Publié le 27 août 2015
ENVIRONNEMENT
En Chine, 66 000 morts dans des accidents industriels en 2014
Tous les ans en Chine, de grands accidents industriels, comme celui de Tianjin, attirent l’attention des médias du monde entier sur la très mauvaise situation de la sécurité industrielle. Malgré les discours volontaristes des autorités chinoises, les acteurs de la société civile ne voient pas d'avancées réelles sur le terrain. Et les catastrophent se succèdent, dans un pays où la culture de la sécurité industrielle est inexistante.

Zhu Wei / XINHUA / AFP
L’explosion spectaculaire dans un entrepôt de Tianjin, le 12 août dernier, a fait 139 victimes, 44 disparus et plus de 700 blessés. La ville est toujours sous la menace d'une pollution massive au cyanure. Pourtant, c’est presque un accident parmi d’autres en Chine, où 66 000 personnes sont mortes dans des accidents industriels en 2014.

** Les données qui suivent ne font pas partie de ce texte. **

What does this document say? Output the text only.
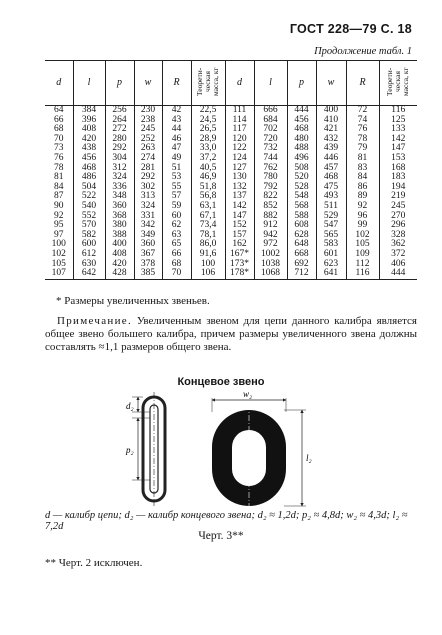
ГОСТ 228—79 С. 18
Продолжение табл. 1
d	l	p	w	R	Теорети-ческая масса, кг	d	l	p	w	R	Теорети-ческая масса, кг
64	384	256	230	42	22,5	111	666	444	400	72	116
66	396	264	238	43	24,5	114	684	456	410	74	125
68	408	272	245	44	26,5	117	702	468	421	76	133
70	420	280	252	46	28,9	120	720	480	432	78	142
73	438	292	263	47	33,0	122	732	488	439	79	147
76	456	304	274	49	37,2	124	744	496	446	81	153
78	468	312	281	51	40,5	127	762	508	457	83	168
81	486	324	292	53	46,9	130	780	520	468	84	183
84	504	336	302	55	51,8	132	792	528	475	86	194
87	522	348	313	57	56,8	137	822	548	493	89	219
90	540	360	324	59	63,1	142	852	568	511	92	245
92	552	368	331	60	67,1	147	882	588	529	96	270
95	570	380	342	62	73,4	152	912	608	547	99	296
97	582	388	349	63	78,1	157	942	628	565	102	328
100	600	400	360	65	86,0	162	972	648	583	105	362
102	612	408	367	66	91,6	167*	1002	668	601	109	372
105	630	420	378	68	100	173*	1038	692	623	112	406
107	642	428	385	70	106	178*	1068	712	641	116	444
* Размеры увеличенных звеньев.
Примечание. Увеличенным звеном для цепи данного калибра является общее звено большего калибра, причем размеры увеличенного звена должны составлять ≈1,1 размеров общего звена.
Концевое звено
d₂
p₂
w₂
l₂
d — калибр цепи; d₂ — калибр концевого звена; d₂ ≈ 1,2d; p₂ ≈ 4,8d; w₂ ≈ 4,3d; l₂ ≈ 7,2d
Черт. 3**
** Черт. 2 исключен.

L’entrepôt de produits chimiques dangereux, détenu par l’entreprise Ruihai, avait passé les contrôles légaux cette année. Sur le site de la société d’audit de sécurité Zhongbing Haisheng, on peut lire que 40 remarques de sécurités ont été faites à Ruihai lors du dernier examen, mais que l’entreprise a résolu chacun de ces problèmes.
"Un problème de collusion et de corruption"
Pas une ligne sur le fait que l’entrepôt se trouvait à moins d’un kilomètre d’une zone d’habitation, et rien qui pourrait suggérer des carences à l’origine de l’explosion du 12 août. Selon plusieurs sources, citées par la presse chinoise, une autre société d’audit spécialisée dans la sécurité avait d’abord refusé ses services à Ruihai, justement à cause de la proximité avec des lieux d’habitations.
D’après Greenpeace Asie, dans quatre grands ports chinois, dont Shanghai et Canton, des résidences se trouvent aussi à quelques centaines de mètres d’entrepôts dangereux.
Plutôt que de se conformer à la loi, Ruihai s’est tourné vers une entreprise plus conciliante. Une situation courante en Chine, où l’écart entre les réglementations et la réalité du terrain est large. "Beaucoup de gouvernements locaux n’ont pas les capacités, ou la volonté de faire appliquer les règlementations sur la sécurité au travail", explique Geoffrey Crothall, porte-parole de l’organisation non gouvernementale basée à Hong Kong, China Labour Bulletin, qui promeut les droits des travailleurs en Chine. "Il y a un problème de corruption et de collusion entre les chefs d’entreprises et les autorités locales, souvent plus intéressées par le développement économique que par la sécurité des travailleurs", poursuit-il.
Accidents à répétition
L’histoire se répète régulièrement. En août 2014, une explosion dans une usine de pièces automobiles a fait 146 morts à Kunshan, près de Shanghai. L’enquête a montré que des portes coupe-feu étaient fermées à clé, qu’il n’y avait pas d’issues de secours, et que la plupart des employés n’avaient reçu aucune formation à la sécurité.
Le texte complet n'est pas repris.